Oleh karenanya wanita ini akan mencoba kembali, memberikan kesempatan pada suaminya setelah mengamankan aset-aset rumah tangga yang dia miliki.
Ilustrasi harta dan properti. Desain Gambar: Pribadi |
- Penyimpangan Perilaku 21+ (Kejiwaan)
Mungkin bagi kita yang awam ini aneh dan sama sekali tidak masuk akal, namun aku pernah menonton sebuah film hollywood lama dimana bercerita tentang penyimpangan seksual tokoh utamanya (seorang wanita), yaitu ketika berhubungan suami istri, dia sangat bergairah jika menyelipkan drama kekerasan di dalamnya.
Properti yang disediakan oleh pasangan sakit jiwa ini biasanya rantai, borgol, bahkan cambuk, dimana mengikat leher pasangan menggunakan rantai dan mencambuknya adalah hal yang menyenangkan bagi seseorang dengan kelainan ini.
Begitupun dengan memborgol tangan pasangan di ranjang, lalu memperkosanya dengan kasar.
Walau bagi mereka drama kekerasan ranjang ini sangat menyenangkan, namun dapat merenggang nyawa, seperti film yang aku tonton tersebut dimana ending-nya, si penerima kekerasannya tewas usai bermain cinta.
Penyimpangan ini saling memberi dan menerima biasanya, dimana seseorang yang sadis itu, berjumpa dengan seorang yang justru merasa sangat bergairah ketika disiksa.
Istilah medis dari kelainan jiwa ini adalah sadomasokisme atau jika dipisah secara spesifik adalah sadis dan masokis dimana si sadis bertemu dengan pengidap masokisme menjadi pasangan yang klop alias saling melengkapi.
Wanita yang mengidap masokisme tentunya hanya akan bertahan dengan suami yang sadis untuk memuaskan hasratnya dalam pernikahan karena khawatir tidak dapat menemukan pasangan yang klop untuk ke depannya lagi, berhubung tidak banyak orang yang memiliki gangguan semacam itu.

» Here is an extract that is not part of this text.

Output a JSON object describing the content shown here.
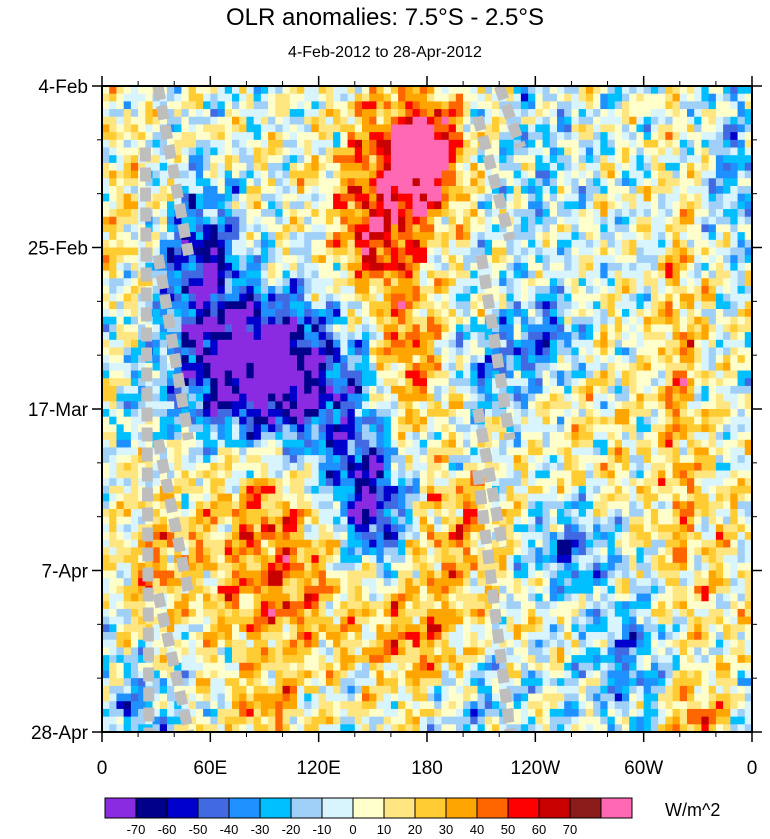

Sama halnya ketika seorang homo atau lesbi menjadi pencemburu buta kepada pasangannya akibat susah mencari pasangan yang sefrekuensi.
Wah, seram sekali ya jika memang di sekitar kita ada yang mengidap kelainan semacam ini.
Ilustrasi SADOMASOKIS. Desain Gambar: Pribadi |
Nah, walau ada beberapa alasan yang membuat seorang wanita tetap bertahan dengan sang suami walau digebukin, namun apapun alasan yang mendasari KDRT itu bisa terjadi, pelakulah yang paling bersalah dan layak mendapatkan hukuman setimpal atas perbuatannya itu.
Sementara bagi para wanita yang lebih umum menerima perlakuan kasar atau KDRT dari suaminya, hendaknya memiliki daya lebih dan ketegasan agar tidak terus-menerus menjadi korban, karena sesungguhnya masing-masing dari kita haruslah menghargai diri sendiri terlebih dahulu, sebelum mengharapkan orang lain akan menghargai diri kita.